A Novel GNSS-Acoustic Positioning Model for a Seafloor Hybrid Constellation With Fixed and Moored Beacons

The seafloor hybrid constellation, composed of fixed and moored stations equipped with acoustic beacons, serves as a crucial infrastructure and holds promising prospects for possible applications in ocean submesoscale current monitoring and acoustic navigation when compared with traditionally unalloyed seafloor constellations. However, most of the acoustic positioning models are designed to handle fixed seafloor stations and do not match the actual motion characteristics of moored stations in a hybrid constellation, which may degrade the accuracy of beacon position estimation. To address this gap, a novel GNSS-acoustic (GNSS-A) positioning model is proposed in this contribution. First, the critical factor of acoustic measurements, namely, observation error of sound speed, is processed by error modeling based on the geometric angle of acoustic rays. Second, the smooth variation characteristic of physical marine signal processing is taken into consideration to estimate parameters related to time-delay error.

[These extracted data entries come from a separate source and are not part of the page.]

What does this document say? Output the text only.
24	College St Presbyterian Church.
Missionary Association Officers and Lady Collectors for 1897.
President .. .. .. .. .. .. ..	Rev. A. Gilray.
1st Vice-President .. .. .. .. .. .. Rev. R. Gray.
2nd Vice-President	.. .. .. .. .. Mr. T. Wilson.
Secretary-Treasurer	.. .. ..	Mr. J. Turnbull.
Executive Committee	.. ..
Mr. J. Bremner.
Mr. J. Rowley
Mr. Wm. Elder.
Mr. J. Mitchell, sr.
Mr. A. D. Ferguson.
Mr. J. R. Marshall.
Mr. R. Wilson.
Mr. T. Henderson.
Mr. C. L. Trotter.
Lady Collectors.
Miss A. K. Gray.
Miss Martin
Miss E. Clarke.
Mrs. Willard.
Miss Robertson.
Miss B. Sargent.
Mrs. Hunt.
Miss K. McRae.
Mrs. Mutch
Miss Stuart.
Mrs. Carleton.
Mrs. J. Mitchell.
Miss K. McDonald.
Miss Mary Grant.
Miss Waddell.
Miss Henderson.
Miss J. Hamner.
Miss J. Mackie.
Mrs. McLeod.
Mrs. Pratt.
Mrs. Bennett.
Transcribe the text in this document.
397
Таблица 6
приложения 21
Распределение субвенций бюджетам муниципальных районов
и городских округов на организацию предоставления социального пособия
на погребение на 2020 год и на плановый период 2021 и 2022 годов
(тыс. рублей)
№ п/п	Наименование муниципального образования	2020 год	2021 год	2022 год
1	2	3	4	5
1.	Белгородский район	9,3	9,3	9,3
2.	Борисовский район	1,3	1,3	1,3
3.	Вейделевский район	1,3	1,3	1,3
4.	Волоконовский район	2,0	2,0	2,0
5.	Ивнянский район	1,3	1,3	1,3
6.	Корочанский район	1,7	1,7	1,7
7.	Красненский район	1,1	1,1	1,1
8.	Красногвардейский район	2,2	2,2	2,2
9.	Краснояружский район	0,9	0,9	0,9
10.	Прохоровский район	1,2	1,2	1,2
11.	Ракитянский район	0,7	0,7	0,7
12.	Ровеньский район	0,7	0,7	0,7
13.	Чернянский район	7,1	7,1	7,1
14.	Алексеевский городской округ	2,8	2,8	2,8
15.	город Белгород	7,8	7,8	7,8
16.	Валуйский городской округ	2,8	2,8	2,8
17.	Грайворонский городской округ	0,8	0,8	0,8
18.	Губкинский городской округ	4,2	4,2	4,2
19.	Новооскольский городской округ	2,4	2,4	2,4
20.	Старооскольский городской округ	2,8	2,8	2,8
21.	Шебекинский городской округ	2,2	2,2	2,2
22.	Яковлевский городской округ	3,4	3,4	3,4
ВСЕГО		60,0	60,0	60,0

Furthermore, the motion depiction of moored beacons is established and introduced into the observation equation system to obtain more reasonable positioning results of seafloor beacons. Finally, the proposed model is validated through tests on a sea-trial experimental dataset, along with an analysis of seafloor baseline measurements. Results and analysis show that, compared with those of traditional methods, the motion of moored beacons can be tracked in detail, and the trajectories of the four beacons maintain an overall consistency, which is expected to aid in deriving the possible ocean submesoscale currents.